Having an estate plan is absolutely essential for anyone in New Jersey that wants to make sure that his or her assets are distributed to the people and in the manner that he or she wants. One of the selling points for estate planning is the goal of keeping a family from having to go through probate in order to inherit those assets. However, in many cases, probate is not the dreadful experience that it is made out to be.
Every will has to be filed with the court and probated. The difference that estate planning makes is whether a person’s assets have to go through the probate process as well. For many estates, it is not necessary and may actually do more harm than good to move assets prior to death.
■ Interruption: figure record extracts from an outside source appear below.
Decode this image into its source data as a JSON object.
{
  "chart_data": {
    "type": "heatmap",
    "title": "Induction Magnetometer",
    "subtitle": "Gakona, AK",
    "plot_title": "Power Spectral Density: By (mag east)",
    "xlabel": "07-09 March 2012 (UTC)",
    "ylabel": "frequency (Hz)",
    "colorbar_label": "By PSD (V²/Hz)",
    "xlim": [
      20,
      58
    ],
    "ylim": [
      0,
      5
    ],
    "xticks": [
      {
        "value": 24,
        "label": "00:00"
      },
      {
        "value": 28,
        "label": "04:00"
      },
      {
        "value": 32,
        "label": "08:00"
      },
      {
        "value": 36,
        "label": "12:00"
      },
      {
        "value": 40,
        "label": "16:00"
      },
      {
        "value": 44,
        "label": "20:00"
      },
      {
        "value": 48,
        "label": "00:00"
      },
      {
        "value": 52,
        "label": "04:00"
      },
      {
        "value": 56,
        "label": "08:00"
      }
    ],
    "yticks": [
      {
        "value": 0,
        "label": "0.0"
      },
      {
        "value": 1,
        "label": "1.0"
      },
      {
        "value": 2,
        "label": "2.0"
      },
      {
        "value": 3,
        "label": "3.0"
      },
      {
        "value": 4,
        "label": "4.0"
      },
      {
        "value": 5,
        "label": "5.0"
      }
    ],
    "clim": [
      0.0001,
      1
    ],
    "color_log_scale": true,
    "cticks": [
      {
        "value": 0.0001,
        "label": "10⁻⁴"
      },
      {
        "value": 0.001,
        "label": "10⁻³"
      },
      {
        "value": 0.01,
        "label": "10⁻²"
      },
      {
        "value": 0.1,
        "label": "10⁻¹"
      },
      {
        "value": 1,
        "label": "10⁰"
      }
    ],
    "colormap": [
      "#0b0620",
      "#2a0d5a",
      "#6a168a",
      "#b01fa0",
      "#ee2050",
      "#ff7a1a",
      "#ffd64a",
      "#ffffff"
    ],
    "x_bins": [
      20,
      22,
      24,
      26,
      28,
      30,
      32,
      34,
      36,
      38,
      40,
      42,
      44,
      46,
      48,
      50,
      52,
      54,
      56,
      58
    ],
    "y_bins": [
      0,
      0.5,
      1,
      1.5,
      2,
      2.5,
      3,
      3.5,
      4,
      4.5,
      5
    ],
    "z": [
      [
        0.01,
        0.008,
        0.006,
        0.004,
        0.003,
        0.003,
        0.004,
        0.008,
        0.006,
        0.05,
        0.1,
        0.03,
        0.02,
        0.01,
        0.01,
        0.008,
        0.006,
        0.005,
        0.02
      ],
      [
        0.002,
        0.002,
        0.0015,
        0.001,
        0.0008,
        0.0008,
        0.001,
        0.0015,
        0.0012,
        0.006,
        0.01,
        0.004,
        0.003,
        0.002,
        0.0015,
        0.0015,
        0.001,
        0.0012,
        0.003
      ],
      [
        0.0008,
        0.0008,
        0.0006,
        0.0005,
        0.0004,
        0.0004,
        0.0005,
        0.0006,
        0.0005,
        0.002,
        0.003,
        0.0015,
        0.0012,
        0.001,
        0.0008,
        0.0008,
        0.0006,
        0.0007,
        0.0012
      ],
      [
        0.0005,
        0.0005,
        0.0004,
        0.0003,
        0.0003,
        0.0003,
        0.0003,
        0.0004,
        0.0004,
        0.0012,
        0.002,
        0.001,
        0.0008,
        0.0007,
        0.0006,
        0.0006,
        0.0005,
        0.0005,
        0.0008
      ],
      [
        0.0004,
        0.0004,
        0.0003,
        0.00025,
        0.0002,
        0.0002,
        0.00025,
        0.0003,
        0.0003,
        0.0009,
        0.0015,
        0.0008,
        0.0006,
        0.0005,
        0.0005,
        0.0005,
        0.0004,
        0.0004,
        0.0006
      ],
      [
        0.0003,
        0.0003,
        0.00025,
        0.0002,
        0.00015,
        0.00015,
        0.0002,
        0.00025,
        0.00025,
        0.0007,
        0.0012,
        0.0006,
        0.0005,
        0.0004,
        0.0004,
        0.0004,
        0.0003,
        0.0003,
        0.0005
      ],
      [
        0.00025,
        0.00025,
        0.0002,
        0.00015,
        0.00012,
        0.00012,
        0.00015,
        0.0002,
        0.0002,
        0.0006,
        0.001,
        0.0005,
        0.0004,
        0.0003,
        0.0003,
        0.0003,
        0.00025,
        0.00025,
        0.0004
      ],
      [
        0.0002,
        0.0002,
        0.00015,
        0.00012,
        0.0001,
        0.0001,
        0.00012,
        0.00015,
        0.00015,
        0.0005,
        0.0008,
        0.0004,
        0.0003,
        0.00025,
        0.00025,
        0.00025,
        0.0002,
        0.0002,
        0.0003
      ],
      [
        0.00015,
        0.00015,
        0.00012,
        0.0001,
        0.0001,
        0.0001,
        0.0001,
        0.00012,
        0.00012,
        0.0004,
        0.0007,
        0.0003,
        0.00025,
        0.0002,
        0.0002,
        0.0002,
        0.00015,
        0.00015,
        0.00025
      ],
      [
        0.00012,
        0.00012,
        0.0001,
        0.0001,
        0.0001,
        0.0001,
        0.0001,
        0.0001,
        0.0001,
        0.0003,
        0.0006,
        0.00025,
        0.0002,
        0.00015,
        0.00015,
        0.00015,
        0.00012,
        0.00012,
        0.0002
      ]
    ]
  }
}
For many people, putting their assets into joint ownership with a family member may seem like a good way to avoid probate, but it could also cause the person that originally owned the asset to lose control over what happens to it. As far as trying to avoid estate taxes, the majority of people no longer has to worry about that issue since the exemption is so high. There are still legitimate reasons to avoid probate, but the average person in New Jersey may not need it.
Probate also has some advantages when dealing with creditors of the decedent and fighting family members. Creditors have only so long to file a claim against an estate before they are permanently barred from trying to collect the debt. The primary purpose of probate is to make sure that the decedent’s wishes are carried out. Having the court involved may keep family members from fighting both each other and the provisions of the will.